The House voted 76-72, along party lines, to reject a rule change that would have required the chamber to cast ballots on all contracts, amendments and other agreements subject to collective bargaining.
House Majority Leader Matt Ritter, D-Hartford, insisted Democrats remain open to discussing such a rule change, but House Minority Leader Themis Klarides, R-Derby, said there was no reason not to endorse the rule change now.
Meanwhile, the clock began ticking Wednesday on a major contract amendment to restructure payments into the state employee pension system. To limit the growth in annually required state contributions between now and 2032, the agreement would shift at least $13.8 billion in estimated pension expenses owed before 2032 onto a future generation.
“There’s a willingness, there’s an openness” to continue discussions about the rule change, Ritter said, adding that some Democratic legislators did not receive copies of the GOP proposal until 30 minutes before the debate. “Nothing prevents us from doing it tomorrow, or the next day, or the next day. … The conversation needs to continue.”
But Klarides said Ritter’s comments were “an inaccurate representation” of Wednesday’s developments.
House Republicans, who have proposed such a rule change in several of the past sessions, approached House Democratic leadership “weeks ago” in hopes of reaching a bipartisan agreement to require lawmakers to go on record on all labor deals, she said.
“It’s a role of the legislature to be part of such a decision-making process,” she said.
The vote followed the election by acclamation of Rep. Joe Aresimowicz, D-Berlin, as the new House speaker. Klarides declined to second his nomination as speaker in recognition of the GOP’s discomfort with Aresimowicz’s continued employment by AFSCME, a major public-sector union.
“I heard the minority leader’s comments,” Aresimowicz said. He said he would act in the best interest of the state.
He took the oath before an audience that included his predecessors: J. Brendan Sharkey, Christopher G. Donovan, Moira Lyons, Thomas D. Ritter, Richard J. Balducci, Ernest Abate and Francis Collins. Ritter is the father of the new House majority leader.
The contract fight came in the afternoon, after Gov. Dannel P. Malloy’s address to a joint session of the General Assembly.
Republicans have argued repeatedly in recent years that contract approval-by-default is unfair and allows majority Democrats in the legislature to endorse pay hikes for unionized workers and other labor deals without having to vote for them.
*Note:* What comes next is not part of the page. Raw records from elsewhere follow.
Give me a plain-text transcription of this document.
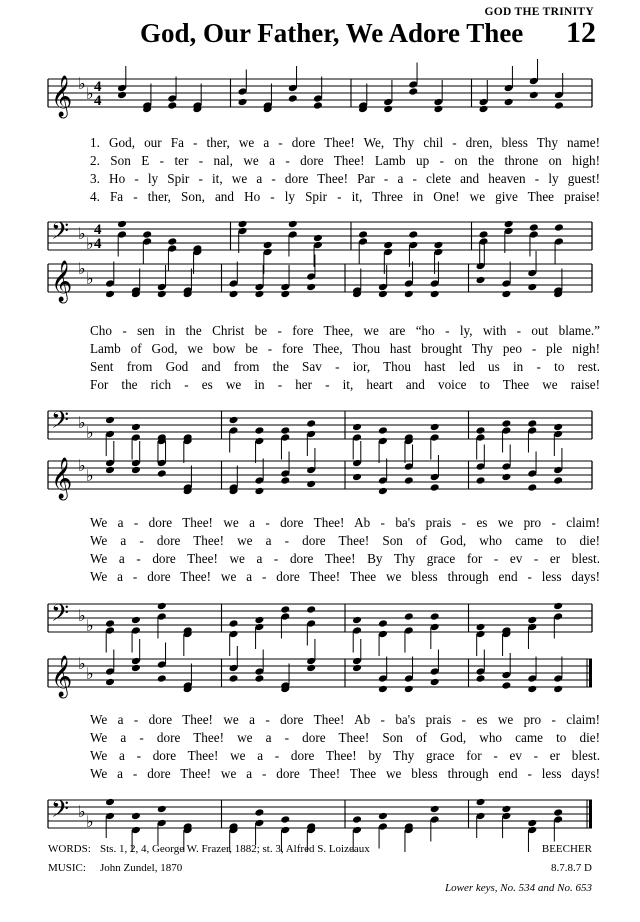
GOD THE TRINITY
God, Our Father, We Adore Thee 12
𝄞 ♭
♭ 4
4
1. God, our Fa - ther, we a - dore Thee! We, Thy chil - dren, bless Thy name!
2. Son E - ter - nal, we a - dore Thee! Lamb up - on the throne on high!
3. Ho - ly Spir - it, we a - dore Thee! Par - a - clete and heaven - ly guest!
4. Fa - ther, Son, and Ho - ly Spir - it, Three in One! we give Thee praise!
𝄢 ♭
♭
4
4
𝄞 ♭
♭
Cho - sen in the Christ be - fore Thee, we are “ho - ly, with - out blame.”
Lamb of God, we bow be - fore Thee, Thou hast brought Thy peo - ple nigh!
Sent from God and from the Sav - ior, Thou hast led us in - to rest.
For the rich - es we in - her - it, heart and voice to Thee we raise!
𝄢 ♭
♭
𝄞 ♭
♭
We a - dore Thee! we a - dore Thee! Ab - ba's prais - es we pro - claim!
We a - dore Thee! we a - dore Thee! Son of God, who came to die!
We a - dore Thee! we a - dore Thee! By Thy grace for - ev - er blest.
We a - dore Thee! we a - dore Thee! Thee we bless through end - less days!
𝄢 ♭
♭
𝄞 ♭
♭
We a - dore Thee! we a - dore Thee! Ab - ba's prais - es we pro - claim!
We a - dore Thee! we a - dore Thee! Son of God, who came to die!
We a - dore Thee! we a - dore Thee! by Thy grace for - ev - er blest.
We a - dore Thee! we a - dore Thee! Thee we bless through end - less days!
𝄢 ♭
♭
WORDS: Sts. 1, 2, 4, George W. Frazer, 1882; st. 3, Alfred S. Loizeaux
MUSIC: John Zundel, 1870
BEECHER
8.7.8.7 D
Lower keys, No. 534 and No. 653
Such contracts are deemed approved if, within 30 days of their filing with the House and Senate clerk, they have not been rejected by either chamber. The pension restructuring deal was filed Wednesday with the clerks, and unless it is voted down in the House or Senate, it would be deemed ratified in early February.
Democrats counter that Connecticut has more than a dozen bargaining units in the Executive Branch alone, and that requiring a vote on all of their respective contracts would provide lots of ammunition that political opponents could use to distort a legislator’s position on salaries.
Rep. Vincent J. Candelora, R-North Branford, a veteran member of the legislature’s Finance, Revenue and Bonding Committee, introduced the rule change from the floor.
Connecticut’s pension and retirement health care programs for public-sector workers are among the worst-funded of any state’s, and Candelora said this situation is due — in large part — to lawmakers shielding themselves from having to analyze and vote on labor agreements.
“The legislature really doesn’t get an opportunity to scrutinize contracts,” he said.
When asked if she was optimistic House Democrats would continue to negotiate a possible voting requirement rule with Republicans, Klarides said “I’m always optimistic until I’m proven otherwise.”
Aresimowicz was noncommittal.
“It really is how it’s presented,” he said when interviewed shortly before the House rejected the initial Republican proposal Wednesday. “We’re not sure on the exact language. We’ll evaluate it when it comes forward, and the members will vote their will.”
Even if the House doesn’t agree to vote on labor contracts this session, ballots may be cast in another chamber.
The Senate had operated under a rule similar to that of the House when it came to labor contracts. But after Republicans gained seats during the last election, the chamber’s membership now is split evenly between the two major parties.
Leadership there reached a bipartisan, power-sharing agreement that would allow either side to bring labor contracts to a vote in the Senate.